Agent Barton rappelled down to speak to Fury face-to-face, and responded in the negative. As Barton understood it, the Tesseract was a doorway to the other end of space. “If there's tampering going on,” he said, “it's not from our side of the doorway, but the other one.”

Suddenly the cube began to spin, slowly at first, and then faster and faster. It began to glow brighter until it seemed to tear a hole in the very air, revealing stars and celestial dust within.

“Oh, my…” Dr. Selvig began.

A man clawed his way through this portal, clutching a staff. He was crouched and shaking—his face regal but gaunt and fatigued, clearly weary from his journey. Still, without delay, he lifted his staff and began to use it to blast violent streams of energy at the agents in the room.

Fury yelled to protect the Tesseract, and the agents, led by Agent Barton, rushed it to safety.

The being who had just entered the room looked up wearily. Mustering as much strength as he could, he touched his staff to Selvig's heart, then turned and did the same to Barton. The men's eyes went completely white, then a lightless black, and finally back to normal—but something had changed in them. They stared vacantly, as if due to an underlying soullessness.

As the frantic battle continued within the facility, the portal began to close. It began pulling in all the matter around it. Agent Hill estimated that they had thirteen minutes before the entire compound would be sucked into the portal's vacuum.

Barton aimed an arrow, but his target was not what the S.H.I.E.L.D. agents might have expected—it was trained on Colonel Fury. It was clear that their enemy's staff had some strange affect on Barton. He let his arrow fly, and it flew straight into Fury's Kevlar vest.

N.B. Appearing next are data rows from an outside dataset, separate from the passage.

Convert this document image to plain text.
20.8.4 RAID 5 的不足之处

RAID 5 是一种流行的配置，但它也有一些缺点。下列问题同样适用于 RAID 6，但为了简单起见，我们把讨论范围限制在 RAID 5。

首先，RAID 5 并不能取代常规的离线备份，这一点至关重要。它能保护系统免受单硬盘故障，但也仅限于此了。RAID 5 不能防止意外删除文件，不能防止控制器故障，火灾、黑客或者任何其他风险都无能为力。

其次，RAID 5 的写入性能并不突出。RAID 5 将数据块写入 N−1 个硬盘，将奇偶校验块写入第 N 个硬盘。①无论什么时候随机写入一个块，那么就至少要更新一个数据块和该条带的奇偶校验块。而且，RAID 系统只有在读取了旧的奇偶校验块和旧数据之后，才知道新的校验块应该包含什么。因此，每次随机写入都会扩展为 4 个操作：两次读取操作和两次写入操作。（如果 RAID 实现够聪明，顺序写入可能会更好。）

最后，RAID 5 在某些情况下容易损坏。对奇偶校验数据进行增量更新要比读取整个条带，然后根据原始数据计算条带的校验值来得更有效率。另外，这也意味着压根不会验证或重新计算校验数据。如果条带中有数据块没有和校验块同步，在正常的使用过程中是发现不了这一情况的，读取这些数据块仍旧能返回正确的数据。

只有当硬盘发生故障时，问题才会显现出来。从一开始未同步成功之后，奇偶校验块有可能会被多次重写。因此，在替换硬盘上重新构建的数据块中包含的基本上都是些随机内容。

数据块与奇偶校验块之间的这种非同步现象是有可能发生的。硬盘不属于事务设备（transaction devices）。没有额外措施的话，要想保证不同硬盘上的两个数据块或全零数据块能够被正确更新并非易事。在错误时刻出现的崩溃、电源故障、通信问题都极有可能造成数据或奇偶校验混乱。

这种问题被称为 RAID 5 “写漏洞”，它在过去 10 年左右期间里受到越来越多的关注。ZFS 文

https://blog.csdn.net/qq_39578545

With Barton holding Fury at bay, the infiltrator grabbed the Tesseract and, together with Selvig and Barton, fled the compound and raced into an SUV. Agent Hill radioed any and all S.H.I.E.L.D. agents who might receive her message. One of S.H.I.E.L.D.'s best agents and a brilliant scientist had just escaped with the Tesseract, accompanied by a powerful being who could only be Loki, son of Odin, brother of Thor.

Hill rushed out toward the parking structure. The fugitives were still in sight, so she jumped in her own SUV and gave chase. She sped through the complex's labyrinthine tunnels, skidding against the walls as she followed in hot pursuit. Agent Barton fired shots at Hill from the enemy vehicle, but Hill couldn't help but note that he was less accurate than usual.

Even so, one of Barton's arrows exploded near Agent Hill's SUV, causing it to tumble.

As Loki's vehicle emerged from the tunnel, a S.H.I.E.L.D. helicopter descended and picked up the chase where Hill had left off. Fury leaned out one of the doors and began to fire upon the escape vehicle, but the escapees managed to swerve and avoid the barrage. At the same time, Barton, with his hawklike eyes, returned fire and managed to hit a rotor on the copter, which plunged to earth.

Fury managed to escape the craft seconds before it exploded. Then he looked up as the SUV drove off with the most powerful energy source in the known universe inside.

CHAPTER TWENTY-FOUR

THIS WAS A VERY
different New York City than the one Steve Rogers had known. His beloved Brooklyn Dodgers had left “the borough of churches” for the glitz and glamour of Los Angeles. Their uptown rivals, baseball's New York Giants, had also up and left for the West Coast. The spectacular adverts in Times Square—always impressive—had transformed from mechanical gimmickry to mind-blowing high-tech LED lights. The skyline had nearly doubled its height during the time he'd been away. Subways were faster—and cleaner. Traffic was more congested than ever, but the cars were sleeker. Gone were the phone booths—people now carried personal phones that had no need for wires. And these devices were not merely used for speaking, but also watching films, reading books, listening to music, and sending and receiving information instantaneously.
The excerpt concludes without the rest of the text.